The critical topic of Peak Oil deserves its extensive coverage in multiple books (right; click to enlarge) and websites. A good start is oil geologist and Princeton University Professor Emeritus Kenneth Deffeyes' beginning to Beyond Oil:
The supply of oil in the ground is not infinite. Someday, annual world crude oil production has to reach a peak and start to decline. It is my opinion that the peak will occur in late 2005 or in the first few months of 2006.
Based on oil geology, the peak occurs when around half of total recoverable oil has been produced. Not that we're "out of oil", but that production will inexorably fall after the peak.
This chart, data from ASPO (the Association for the Study of Peak Oil&Gas) founder Colin Campbell, summarizes where we likely are.
But won't oil companies keep finding more oil fields, especially with new technology?

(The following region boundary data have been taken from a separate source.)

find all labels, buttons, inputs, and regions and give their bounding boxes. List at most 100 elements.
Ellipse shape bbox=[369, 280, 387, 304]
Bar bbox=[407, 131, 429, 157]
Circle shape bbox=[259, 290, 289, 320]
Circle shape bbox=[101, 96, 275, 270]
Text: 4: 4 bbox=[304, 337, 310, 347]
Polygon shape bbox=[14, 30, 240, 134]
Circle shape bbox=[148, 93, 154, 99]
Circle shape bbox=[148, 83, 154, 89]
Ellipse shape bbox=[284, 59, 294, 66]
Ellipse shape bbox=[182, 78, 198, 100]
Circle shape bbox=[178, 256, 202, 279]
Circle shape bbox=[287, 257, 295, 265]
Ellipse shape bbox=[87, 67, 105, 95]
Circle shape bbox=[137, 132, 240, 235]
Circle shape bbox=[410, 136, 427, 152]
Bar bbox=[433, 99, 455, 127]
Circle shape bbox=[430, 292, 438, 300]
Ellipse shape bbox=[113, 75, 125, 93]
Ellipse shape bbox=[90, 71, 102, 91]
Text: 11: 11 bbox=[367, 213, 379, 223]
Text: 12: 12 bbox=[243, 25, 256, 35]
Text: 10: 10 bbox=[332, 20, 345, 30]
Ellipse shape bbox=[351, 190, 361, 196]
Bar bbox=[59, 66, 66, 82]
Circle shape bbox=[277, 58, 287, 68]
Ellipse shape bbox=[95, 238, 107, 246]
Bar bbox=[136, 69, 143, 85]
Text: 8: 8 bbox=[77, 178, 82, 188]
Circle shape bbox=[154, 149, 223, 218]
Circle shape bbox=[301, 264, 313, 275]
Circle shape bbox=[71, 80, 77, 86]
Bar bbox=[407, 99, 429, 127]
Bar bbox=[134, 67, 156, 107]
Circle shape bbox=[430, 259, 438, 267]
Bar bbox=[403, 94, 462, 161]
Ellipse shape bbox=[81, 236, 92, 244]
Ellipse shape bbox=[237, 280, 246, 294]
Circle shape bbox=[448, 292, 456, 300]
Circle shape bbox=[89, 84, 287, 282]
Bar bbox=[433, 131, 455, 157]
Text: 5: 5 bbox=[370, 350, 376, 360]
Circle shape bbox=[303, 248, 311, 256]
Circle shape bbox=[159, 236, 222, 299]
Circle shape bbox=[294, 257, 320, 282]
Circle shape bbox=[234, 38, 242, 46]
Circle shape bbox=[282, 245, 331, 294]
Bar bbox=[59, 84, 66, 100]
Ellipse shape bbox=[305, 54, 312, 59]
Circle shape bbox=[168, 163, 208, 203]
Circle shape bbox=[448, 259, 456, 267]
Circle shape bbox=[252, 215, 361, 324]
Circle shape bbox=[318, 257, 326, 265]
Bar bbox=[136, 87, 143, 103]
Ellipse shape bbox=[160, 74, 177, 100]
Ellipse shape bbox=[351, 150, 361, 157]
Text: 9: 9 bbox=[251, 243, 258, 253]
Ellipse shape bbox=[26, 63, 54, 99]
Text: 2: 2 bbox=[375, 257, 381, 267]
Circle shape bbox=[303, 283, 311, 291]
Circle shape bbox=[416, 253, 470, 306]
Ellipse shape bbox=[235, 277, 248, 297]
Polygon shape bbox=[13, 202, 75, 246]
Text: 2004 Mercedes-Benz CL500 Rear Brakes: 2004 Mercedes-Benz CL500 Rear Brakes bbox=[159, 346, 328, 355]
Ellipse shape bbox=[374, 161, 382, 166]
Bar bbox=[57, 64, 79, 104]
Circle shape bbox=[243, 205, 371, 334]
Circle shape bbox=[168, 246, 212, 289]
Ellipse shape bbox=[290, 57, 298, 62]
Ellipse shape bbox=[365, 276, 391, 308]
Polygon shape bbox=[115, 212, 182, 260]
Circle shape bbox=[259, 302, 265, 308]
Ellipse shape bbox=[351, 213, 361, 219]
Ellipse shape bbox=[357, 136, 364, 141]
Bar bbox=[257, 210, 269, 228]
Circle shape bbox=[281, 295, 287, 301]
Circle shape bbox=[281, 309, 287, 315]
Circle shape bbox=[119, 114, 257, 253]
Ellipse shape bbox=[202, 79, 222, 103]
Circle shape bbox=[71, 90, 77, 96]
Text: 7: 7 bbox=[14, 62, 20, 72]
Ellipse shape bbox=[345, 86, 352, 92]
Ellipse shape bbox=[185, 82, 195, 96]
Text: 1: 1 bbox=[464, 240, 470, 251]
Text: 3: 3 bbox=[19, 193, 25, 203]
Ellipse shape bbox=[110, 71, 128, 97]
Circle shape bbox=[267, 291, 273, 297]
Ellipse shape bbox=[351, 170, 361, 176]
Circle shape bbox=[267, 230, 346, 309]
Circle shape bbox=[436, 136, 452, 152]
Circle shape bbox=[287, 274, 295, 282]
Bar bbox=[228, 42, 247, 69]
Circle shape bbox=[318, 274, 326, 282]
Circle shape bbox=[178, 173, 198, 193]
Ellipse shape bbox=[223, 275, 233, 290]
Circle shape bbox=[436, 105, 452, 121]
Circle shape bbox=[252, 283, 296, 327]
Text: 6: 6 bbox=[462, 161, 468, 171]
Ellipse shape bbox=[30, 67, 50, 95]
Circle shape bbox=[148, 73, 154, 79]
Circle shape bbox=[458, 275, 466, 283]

No, the biggest fields were discoverd decades ago and are running down faster than new discoveries can replace them. Matthew Simmons' Twilight in the Desert summarizes numerous technical reports to conclude even Saudi Arabia's production may have peaked.
As an example, this chart from The Oil Drum's Gail Tverberg documents the United States' 1970 oil peak was never exceeded despite all of Alaska's new production. Proposed drilling in ANWR (Arctic National Wildlife Refuge) would do far less.
That's the very short version of Peak Oil. Energy Bulletin's Peak Oil Primer and the books above are good next steps. Richard Heinberg and James Howard Kunstler provide extensive background on Peak Oil, oil alternatives, and potential futures. I regularly check Energy Bulletin, Gristmill, and Robert Rapier's blog for Peak Oil and energy news. ASPO-USA will hold its 4th annual national conference in Sacramento this year, September 21-23. I'll be there.
So begins a thread that will focus on what does Los Angeles do post-Peak Oil.